Big games need answers before the hourglass empties.

  1. Depth Cut-off – search N plies, then use eval(state).
  2. Evaluation Function – quick maths that estimates utility.
    • Chess: material + mobility + king safety.
    • Othello: disc diff + corner possession.
  3. Iterative Deepening – run depth 1, 2, 3… until time up → always have a best move ready.

5 Stochastic Games (5 · 5)

Add dice → use Expectiminimax:

\[V(s) = \begin{cases} \max_a V(\text{Succ}(s,a)) & \text{MAX node}\\ \min_a V(\text{Succ}(s,a)) & \text{MIN node}\\ \sum_{s'} P(s'|s,a)\,V(s') & \text{Chance node}\\ \end{cases}\]

Backgammon agents roll with this plus alpha-beta-style pruning called σ-cuts.


6 Partially Observable Games (5 · 6)

Poker, Battleship, Stratego…

  • Maintain belief states over hidden cards.
  • Use Monte Carlo Sampling: simulate many deals consistent with your observations, run minimax/MCTS on each, pick the move with highest average payoff.

Liberatus (Poker AI) crushed pros via Counterfactual Regret Minimization (CFR)—it learns a near-Nash strategy across all hidden possibilities.


7 State-of-the-Art Game Programs (5 · 7)

GameTechniqueMilestone
ChessAlpha–Beta + heuristics + table-basesDeep Blue (1997)
GoMonte Carlo Tree Search + Deep NetsAlphaGo (2016)
Shogi / Chess 2.0Self-play RL (AlphaZero)2017
PokerCFR + self-playLibratus (2017)
StarCraft IIPolicy gradient + MCTS + scripted microAlphaStar (2019)

8 Alternative Approaches (5 · 8)

  1. Monte Carlo Tree Search (MCTS) – build tree by sampling playouts; balance explore/exploit with UCT.
  2. Reinforcement Learning – learn evaluation or policy via self-play (TD-Gammon → AlphaZero).
  3. Neuro-Symbolic Mixes – deep nets for pattern recognition, symbolic search for exact tactics.

9 Cheat-Sheet 🧾

Game tree       = Nodes alternate MAX / MIN / chance
Minimax         = Optimal play vs perfect foe
Alpha-Beta      = Same result, prunes hopeless branches
Cutoff + Eval   = Play fast with an informed guess
Expectiminimax  = Minimax + probability at chance nodes
Belief state    = Probability over hidden info
MCTS            = Build tree by random rollouts (good for Go)
AlphaZero       = Self-play RL + MCTS → beats everything

10 Try It Yourself 🧪

  1. Write an Alpha-Beta Connect-Four
    Use a simple evaluation (center-column bonus).
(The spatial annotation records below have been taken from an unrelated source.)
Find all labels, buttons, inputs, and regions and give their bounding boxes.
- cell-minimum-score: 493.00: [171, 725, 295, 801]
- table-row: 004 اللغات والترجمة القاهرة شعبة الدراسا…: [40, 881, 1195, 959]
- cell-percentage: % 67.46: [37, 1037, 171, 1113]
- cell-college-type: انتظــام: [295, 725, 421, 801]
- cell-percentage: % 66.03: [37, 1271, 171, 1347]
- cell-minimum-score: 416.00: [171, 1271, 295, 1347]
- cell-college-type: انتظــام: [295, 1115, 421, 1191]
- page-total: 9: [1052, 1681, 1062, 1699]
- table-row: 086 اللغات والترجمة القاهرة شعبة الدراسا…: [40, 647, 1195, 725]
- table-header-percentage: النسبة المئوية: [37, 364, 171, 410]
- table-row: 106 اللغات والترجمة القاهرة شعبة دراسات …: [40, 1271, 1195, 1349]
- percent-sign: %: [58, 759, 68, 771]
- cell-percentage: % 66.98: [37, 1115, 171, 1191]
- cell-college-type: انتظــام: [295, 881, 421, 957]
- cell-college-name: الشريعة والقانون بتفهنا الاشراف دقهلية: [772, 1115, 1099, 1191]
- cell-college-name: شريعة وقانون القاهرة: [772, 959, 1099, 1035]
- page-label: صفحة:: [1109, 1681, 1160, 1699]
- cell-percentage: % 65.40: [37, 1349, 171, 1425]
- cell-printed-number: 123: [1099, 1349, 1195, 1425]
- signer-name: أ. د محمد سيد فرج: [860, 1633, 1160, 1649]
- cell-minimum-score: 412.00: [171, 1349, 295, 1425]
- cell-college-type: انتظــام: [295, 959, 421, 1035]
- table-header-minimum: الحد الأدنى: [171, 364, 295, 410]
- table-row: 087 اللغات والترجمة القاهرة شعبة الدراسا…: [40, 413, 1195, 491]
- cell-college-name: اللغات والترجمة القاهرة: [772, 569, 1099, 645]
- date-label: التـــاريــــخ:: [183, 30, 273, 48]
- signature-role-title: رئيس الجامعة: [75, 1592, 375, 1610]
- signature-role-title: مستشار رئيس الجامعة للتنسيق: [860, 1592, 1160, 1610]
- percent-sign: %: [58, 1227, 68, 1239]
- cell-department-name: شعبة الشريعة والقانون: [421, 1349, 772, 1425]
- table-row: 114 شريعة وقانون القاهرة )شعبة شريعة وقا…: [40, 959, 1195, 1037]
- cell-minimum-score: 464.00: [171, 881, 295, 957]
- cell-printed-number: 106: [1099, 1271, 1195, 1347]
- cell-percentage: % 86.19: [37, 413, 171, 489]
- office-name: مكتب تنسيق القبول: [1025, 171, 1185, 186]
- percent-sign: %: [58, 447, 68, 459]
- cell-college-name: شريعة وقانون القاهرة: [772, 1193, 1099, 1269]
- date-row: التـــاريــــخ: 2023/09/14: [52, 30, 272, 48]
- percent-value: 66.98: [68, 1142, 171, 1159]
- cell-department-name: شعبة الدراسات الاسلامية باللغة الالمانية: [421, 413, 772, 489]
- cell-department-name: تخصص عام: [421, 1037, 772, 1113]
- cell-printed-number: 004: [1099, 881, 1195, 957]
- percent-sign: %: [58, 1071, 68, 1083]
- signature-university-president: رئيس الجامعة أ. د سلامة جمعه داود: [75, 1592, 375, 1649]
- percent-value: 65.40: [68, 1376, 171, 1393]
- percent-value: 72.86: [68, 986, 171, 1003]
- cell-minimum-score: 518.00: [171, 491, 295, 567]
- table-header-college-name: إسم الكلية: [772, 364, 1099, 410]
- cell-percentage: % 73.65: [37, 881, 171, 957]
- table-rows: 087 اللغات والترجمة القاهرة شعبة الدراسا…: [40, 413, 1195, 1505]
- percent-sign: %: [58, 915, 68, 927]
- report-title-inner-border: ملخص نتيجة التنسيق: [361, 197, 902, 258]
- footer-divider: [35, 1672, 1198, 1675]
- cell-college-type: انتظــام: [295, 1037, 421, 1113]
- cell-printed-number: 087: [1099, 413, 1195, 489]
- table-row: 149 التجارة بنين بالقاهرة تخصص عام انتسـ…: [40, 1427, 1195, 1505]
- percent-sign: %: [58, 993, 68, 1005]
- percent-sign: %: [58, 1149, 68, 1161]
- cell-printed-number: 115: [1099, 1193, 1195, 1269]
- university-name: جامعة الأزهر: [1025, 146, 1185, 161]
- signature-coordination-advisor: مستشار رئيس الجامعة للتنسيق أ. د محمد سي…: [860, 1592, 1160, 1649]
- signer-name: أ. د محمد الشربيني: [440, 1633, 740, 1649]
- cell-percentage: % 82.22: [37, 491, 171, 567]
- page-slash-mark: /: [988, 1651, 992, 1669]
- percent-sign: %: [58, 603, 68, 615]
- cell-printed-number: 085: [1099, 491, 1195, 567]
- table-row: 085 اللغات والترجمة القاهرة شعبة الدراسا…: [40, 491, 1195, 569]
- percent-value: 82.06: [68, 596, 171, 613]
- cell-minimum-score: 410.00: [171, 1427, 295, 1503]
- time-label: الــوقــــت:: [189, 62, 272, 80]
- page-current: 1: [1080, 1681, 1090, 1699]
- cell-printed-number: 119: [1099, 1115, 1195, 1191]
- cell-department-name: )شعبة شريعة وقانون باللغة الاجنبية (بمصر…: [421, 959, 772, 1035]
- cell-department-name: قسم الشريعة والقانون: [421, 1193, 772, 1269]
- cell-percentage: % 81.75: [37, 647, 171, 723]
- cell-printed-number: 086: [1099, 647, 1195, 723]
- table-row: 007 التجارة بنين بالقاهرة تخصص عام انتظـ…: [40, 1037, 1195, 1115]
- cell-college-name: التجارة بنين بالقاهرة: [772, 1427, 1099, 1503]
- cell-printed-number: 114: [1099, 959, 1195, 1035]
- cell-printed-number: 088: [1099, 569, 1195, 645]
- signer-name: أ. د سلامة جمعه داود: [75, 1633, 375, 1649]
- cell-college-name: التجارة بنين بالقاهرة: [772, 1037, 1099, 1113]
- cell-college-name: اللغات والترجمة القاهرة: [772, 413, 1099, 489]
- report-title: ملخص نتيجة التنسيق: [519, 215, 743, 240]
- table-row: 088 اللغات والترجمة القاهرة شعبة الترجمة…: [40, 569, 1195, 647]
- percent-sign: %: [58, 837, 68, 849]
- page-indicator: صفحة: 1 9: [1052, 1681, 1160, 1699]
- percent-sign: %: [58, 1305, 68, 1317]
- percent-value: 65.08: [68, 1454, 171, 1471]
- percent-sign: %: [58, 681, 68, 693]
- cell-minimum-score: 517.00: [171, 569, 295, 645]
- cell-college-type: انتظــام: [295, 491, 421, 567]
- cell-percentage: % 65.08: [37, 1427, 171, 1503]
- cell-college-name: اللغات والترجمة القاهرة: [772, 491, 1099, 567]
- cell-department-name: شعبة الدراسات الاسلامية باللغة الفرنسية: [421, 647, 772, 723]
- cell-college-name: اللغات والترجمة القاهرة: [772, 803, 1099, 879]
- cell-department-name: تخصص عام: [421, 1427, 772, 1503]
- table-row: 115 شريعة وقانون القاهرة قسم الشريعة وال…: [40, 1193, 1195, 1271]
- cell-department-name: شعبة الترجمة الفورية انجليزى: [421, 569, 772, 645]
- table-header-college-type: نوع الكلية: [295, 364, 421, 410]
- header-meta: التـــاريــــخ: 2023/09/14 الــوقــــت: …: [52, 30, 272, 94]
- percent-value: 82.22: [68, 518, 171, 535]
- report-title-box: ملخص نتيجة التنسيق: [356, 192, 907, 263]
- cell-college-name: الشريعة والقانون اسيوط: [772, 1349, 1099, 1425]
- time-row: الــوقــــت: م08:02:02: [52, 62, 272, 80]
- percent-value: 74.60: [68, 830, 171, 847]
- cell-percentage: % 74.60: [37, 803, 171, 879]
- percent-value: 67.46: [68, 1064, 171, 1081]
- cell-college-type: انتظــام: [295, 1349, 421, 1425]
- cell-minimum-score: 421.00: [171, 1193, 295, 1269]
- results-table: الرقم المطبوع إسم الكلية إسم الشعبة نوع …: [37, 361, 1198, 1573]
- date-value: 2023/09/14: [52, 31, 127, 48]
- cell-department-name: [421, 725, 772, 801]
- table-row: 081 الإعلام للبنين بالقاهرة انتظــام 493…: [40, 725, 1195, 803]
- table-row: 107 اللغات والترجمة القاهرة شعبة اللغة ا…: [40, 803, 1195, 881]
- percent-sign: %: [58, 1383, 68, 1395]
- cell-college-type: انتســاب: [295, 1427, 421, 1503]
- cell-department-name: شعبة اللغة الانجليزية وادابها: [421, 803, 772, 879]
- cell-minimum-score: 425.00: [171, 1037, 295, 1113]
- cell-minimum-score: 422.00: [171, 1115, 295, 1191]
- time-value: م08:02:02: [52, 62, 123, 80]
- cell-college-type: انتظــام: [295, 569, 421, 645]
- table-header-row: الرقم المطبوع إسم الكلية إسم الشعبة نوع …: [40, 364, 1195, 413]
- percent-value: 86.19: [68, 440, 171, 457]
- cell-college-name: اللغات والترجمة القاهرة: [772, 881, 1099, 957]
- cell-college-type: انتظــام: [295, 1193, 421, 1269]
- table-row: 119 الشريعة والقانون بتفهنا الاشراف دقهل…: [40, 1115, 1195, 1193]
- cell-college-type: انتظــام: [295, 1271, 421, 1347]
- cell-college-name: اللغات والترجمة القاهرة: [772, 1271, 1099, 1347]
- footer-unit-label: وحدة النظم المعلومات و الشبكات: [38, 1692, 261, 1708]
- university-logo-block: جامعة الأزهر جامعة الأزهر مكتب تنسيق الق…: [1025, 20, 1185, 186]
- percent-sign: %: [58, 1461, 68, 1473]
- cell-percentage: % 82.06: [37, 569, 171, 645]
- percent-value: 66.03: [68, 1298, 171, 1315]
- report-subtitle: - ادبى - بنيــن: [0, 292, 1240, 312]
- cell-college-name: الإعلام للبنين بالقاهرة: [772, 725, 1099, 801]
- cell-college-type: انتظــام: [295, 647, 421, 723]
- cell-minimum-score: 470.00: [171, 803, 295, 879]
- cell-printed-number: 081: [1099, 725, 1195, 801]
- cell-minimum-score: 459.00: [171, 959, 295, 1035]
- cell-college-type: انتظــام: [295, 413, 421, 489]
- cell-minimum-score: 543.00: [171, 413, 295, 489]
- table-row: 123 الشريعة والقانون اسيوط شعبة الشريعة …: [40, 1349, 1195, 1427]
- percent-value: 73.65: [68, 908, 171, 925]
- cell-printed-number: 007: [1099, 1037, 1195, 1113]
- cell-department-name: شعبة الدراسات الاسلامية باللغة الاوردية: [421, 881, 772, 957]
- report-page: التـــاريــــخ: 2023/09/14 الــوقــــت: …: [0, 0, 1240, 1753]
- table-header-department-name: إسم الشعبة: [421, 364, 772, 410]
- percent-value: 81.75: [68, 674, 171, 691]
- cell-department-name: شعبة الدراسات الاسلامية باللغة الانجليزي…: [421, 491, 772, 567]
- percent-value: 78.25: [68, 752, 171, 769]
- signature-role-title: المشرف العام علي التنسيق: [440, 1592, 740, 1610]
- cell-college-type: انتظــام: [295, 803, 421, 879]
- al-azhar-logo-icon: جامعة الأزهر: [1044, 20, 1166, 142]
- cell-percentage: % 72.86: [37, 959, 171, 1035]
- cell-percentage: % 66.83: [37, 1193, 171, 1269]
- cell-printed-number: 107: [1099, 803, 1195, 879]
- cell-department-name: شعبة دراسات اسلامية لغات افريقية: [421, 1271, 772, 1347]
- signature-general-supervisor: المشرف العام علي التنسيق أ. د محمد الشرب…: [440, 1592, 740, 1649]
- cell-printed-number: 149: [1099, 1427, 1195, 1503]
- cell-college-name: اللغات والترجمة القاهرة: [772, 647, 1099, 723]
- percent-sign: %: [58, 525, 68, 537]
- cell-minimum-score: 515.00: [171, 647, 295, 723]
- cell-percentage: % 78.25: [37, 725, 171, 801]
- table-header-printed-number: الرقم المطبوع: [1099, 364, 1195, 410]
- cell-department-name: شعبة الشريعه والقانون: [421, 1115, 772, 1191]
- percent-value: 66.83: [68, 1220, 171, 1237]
How many plies can you reach in <2 seconds?
  2. MCTS vs Minimax Tic-Tac-Toe
    Replace evaluation with 10 000 random rollouts per move—see who wins more.
  3. Stochastic Mini-Yahtzee
    Code a tiny expectiminimax; compare vs a greedy baseline.

🚀Final Words

Classical search finds paths in a friendly world, but adversarial search fights a moving target.

  • Minimax teaches defence.
  • Alpha–Beta teaches efficiency.
  • MCTS & self-play RL teach intuition beyond brute force.

Master these and your code will not just solve puzzles—it will outfox living, plotting opponents.

Happy gaming, and may your branch always prune early!